56 Accepting that the second respondent's rejection of the appellant's claims was not based upon demeanour, it does not follow, and I would not infer, that it would not have made any difference to the appellant's prospects of obtaining a favourable outcome if he had been afforded the opportunity to participate in an oral hearing at which he could be observed by the second respondent while giving evidence. As Gleeson CJ observed in Re Refugee Review Tribunal; Ex Parte Aala (2002) 204 CLR 82 at [4]:
Decisions as to credibility are often based upon matters of impression, and an unfavourable view taken upon an otherwise minor issue may be decisive.
57 In the present case the appellant was deprived of the opportunity to apply for an oral hearing before the second respondent, an application which, in my view, the Minister would have been hard pressed to resist.
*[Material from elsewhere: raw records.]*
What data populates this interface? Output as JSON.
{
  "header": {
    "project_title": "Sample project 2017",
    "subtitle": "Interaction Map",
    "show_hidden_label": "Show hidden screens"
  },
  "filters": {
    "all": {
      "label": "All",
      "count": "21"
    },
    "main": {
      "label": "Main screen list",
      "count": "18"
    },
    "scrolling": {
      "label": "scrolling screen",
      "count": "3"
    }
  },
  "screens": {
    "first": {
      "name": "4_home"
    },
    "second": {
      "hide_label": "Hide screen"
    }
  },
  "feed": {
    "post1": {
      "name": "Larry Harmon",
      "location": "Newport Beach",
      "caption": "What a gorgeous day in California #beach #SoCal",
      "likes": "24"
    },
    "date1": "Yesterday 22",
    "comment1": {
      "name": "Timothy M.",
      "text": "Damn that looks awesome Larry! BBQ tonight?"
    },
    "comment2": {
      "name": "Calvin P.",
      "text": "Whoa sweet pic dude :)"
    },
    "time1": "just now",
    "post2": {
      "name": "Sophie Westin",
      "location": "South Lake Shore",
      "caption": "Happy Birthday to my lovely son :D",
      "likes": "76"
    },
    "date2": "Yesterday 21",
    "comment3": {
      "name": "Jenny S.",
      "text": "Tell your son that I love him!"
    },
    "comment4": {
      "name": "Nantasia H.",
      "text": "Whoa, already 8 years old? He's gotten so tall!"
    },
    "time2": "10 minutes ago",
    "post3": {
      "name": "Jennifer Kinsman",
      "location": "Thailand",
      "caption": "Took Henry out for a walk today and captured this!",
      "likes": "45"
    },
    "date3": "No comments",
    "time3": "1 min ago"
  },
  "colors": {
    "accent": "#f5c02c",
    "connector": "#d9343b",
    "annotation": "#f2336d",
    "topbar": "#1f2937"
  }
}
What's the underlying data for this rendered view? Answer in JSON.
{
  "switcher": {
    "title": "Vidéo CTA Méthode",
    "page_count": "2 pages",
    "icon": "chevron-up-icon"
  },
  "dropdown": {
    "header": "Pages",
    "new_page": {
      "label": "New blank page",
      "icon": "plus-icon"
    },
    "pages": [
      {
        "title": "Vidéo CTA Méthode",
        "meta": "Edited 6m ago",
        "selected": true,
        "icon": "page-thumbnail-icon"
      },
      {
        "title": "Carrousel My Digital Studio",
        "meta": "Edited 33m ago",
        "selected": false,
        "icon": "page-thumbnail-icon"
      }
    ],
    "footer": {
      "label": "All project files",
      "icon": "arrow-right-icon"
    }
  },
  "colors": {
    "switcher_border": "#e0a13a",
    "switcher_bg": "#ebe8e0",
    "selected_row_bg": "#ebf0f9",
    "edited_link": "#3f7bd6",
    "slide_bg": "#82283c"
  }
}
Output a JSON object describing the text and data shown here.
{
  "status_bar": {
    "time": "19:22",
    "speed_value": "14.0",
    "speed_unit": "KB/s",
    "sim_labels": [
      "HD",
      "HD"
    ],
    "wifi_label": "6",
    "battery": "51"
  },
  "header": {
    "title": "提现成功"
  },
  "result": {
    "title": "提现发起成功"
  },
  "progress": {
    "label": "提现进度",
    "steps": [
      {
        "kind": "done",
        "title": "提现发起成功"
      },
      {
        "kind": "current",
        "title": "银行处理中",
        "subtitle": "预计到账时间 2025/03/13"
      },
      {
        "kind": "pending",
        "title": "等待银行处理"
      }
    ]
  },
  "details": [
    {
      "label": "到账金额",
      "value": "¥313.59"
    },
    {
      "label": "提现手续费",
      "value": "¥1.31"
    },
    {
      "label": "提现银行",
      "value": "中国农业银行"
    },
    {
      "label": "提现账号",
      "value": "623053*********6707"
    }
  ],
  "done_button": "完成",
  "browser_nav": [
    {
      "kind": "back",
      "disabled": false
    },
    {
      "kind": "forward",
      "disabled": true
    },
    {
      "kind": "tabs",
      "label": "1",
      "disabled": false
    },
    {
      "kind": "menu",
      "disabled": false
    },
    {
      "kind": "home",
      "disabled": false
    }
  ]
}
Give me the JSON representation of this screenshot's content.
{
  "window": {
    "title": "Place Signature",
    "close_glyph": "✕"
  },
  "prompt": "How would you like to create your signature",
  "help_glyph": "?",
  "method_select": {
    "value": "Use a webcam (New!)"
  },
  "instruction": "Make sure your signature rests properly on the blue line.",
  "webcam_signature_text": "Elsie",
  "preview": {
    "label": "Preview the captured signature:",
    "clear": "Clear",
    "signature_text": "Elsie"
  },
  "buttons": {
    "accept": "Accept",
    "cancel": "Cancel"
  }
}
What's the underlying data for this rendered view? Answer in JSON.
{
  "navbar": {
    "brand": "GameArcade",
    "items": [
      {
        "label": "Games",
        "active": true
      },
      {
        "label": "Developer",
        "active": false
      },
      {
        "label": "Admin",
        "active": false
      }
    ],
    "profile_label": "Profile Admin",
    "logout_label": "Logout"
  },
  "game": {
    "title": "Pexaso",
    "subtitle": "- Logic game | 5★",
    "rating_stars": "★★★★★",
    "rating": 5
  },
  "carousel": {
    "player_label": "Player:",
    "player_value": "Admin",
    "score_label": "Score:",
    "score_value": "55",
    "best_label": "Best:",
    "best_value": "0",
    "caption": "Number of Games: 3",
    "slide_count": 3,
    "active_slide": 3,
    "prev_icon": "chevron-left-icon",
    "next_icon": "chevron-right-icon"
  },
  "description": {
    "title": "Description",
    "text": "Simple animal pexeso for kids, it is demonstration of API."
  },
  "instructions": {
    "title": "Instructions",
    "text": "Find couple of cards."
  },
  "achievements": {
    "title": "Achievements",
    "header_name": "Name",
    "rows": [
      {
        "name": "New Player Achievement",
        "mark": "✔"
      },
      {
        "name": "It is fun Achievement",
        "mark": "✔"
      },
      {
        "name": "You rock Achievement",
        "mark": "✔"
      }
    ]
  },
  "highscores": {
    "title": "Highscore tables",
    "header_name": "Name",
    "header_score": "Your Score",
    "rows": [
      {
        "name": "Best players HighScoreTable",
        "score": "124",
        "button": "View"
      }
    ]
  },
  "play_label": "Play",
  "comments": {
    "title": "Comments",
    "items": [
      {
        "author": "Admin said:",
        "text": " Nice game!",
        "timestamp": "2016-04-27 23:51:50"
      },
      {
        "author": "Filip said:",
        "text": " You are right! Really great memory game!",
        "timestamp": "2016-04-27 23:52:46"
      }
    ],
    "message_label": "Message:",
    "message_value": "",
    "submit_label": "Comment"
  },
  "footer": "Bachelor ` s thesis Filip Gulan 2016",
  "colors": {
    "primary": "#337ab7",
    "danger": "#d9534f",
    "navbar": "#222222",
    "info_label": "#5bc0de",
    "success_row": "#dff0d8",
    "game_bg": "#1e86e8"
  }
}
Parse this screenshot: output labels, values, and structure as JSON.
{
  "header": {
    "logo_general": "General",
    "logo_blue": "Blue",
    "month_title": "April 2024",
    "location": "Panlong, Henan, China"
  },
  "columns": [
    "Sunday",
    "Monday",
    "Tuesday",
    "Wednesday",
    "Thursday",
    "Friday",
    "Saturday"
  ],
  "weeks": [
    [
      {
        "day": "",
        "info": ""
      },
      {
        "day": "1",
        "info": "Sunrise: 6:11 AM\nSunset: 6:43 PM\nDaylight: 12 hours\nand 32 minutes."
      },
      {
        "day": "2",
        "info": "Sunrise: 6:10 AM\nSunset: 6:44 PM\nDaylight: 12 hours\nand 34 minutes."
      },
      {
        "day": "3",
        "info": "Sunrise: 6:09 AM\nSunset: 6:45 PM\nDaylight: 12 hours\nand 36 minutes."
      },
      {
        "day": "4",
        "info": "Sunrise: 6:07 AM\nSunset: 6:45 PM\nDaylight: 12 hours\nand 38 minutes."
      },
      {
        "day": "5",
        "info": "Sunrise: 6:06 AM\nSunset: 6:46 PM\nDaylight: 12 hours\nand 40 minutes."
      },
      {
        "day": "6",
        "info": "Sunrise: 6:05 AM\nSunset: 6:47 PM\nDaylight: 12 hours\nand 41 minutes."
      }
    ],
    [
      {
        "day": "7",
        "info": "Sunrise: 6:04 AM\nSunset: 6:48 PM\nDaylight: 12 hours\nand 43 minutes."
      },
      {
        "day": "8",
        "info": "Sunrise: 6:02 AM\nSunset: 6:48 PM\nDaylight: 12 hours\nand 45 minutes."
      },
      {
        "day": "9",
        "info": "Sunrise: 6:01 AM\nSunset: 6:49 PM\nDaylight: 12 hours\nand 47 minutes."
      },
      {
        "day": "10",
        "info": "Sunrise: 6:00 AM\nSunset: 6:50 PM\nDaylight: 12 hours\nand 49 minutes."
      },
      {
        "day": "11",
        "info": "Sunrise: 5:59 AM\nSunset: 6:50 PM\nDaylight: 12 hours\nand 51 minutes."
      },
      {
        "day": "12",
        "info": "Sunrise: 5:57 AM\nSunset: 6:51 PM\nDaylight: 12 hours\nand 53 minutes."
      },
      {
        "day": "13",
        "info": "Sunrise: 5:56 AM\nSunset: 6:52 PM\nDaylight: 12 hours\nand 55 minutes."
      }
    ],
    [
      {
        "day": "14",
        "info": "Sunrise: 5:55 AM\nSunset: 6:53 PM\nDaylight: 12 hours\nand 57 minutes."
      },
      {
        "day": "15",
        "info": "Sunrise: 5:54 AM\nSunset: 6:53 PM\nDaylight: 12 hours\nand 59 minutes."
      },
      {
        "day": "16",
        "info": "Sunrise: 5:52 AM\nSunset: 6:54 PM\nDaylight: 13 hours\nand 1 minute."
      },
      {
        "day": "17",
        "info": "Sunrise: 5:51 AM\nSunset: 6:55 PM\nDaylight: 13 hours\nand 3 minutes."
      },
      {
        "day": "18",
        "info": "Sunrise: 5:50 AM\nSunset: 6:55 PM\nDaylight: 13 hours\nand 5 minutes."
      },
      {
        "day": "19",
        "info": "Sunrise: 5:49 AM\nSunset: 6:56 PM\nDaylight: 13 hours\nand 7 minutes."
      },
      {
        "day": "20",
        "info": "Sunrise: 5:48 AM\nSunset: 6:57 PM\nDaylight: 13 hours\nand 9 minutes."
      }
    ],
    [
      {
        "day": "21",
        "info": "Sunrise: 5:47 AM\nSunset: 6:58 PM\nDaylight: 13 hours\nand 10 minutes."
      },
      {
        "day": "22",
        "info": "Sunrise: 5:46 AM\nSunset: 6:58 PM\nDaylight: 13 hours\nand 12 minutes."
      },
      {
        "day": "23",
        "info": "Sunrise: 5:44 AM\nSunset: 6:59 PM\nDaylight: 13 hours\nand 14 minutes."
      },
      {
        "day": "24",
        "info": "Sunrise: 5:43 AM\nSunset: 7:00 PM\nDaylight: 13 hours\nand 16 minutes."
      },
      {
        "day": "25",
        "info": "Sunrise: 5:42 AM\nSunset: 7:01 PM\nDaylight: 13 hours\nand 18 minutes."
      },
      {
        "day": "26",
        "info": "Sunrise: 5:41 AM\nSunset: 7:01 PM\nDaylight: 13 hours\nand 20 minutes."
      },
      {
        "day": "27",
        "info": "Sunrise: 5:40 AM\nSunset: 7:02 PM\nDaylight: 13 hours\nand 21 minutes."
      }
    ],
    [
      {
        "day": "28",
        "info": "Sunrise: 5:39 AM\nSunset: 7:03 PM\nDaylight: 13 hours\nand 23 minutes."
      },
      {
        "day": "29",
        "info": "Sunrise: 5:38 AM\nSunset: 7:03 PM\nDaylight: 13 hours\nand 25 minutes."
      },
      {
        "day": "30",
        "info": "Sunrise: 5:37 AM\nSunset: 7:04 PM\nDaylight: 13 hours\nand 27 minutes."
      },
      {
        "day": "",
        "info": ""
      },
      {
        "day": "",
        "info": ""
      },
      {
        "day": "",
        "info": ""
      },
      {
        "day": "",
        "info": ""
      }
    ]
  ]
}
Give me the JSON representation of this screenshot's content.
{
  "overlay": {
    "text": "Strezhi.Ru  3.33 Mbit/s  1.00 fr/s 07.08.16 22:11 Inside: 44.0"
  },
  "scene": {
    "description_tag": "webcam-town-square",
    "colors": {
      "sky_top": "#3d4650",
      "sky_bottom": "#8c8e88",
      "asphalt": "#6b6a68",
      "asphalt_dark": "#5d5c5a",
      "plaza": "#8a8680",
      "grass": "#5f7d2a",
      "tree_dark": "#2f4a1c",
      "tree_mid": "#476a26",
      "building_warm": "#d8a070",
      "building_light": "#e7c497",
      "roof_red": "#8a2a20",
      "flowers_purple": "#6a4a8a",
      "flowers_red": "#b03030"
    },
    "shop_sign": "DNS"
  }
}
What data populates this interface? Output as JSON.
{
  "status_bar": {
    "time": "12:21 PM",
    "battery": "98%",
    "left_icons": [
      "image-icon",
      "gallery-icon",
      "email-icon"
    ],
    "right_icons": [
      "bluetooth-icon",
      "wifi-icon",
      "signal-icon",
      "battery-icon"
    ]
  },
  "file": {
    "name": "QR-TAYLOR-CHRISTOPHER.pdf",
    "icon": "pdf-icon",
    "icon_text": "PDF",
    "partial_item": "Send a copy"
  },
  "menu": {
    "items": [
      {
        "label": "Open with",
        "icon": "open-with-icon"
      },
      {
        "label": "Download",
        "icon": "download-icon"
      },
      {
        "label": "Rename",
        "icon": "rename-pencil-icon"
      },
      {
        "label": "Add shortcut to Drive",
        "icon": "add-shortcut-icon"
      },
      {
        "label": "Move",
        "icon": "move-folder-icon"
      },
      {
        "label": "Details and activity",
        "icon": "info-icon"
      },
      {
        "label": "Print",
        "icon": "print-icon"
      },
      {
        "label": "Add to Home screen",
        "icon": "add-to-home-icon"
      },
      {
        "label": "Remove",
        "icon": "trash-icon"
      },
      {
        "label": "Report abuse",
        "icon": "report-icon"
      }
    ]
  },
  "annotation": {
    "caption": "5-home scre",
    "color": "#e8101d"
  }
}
In the circumstances, I am satisfied that the second respondent denied the appellant procedural fairness by failing to notify the appellant of his appointment in place of the first reviewer and thereby denying the appellant the opportunity to seek an oral hearing before the second respondent.
I certify that the preceding eighteen (18) numbered paragraphs are a true copy of the Reasons for Judgment herein of the Honourable Justice Nicholas.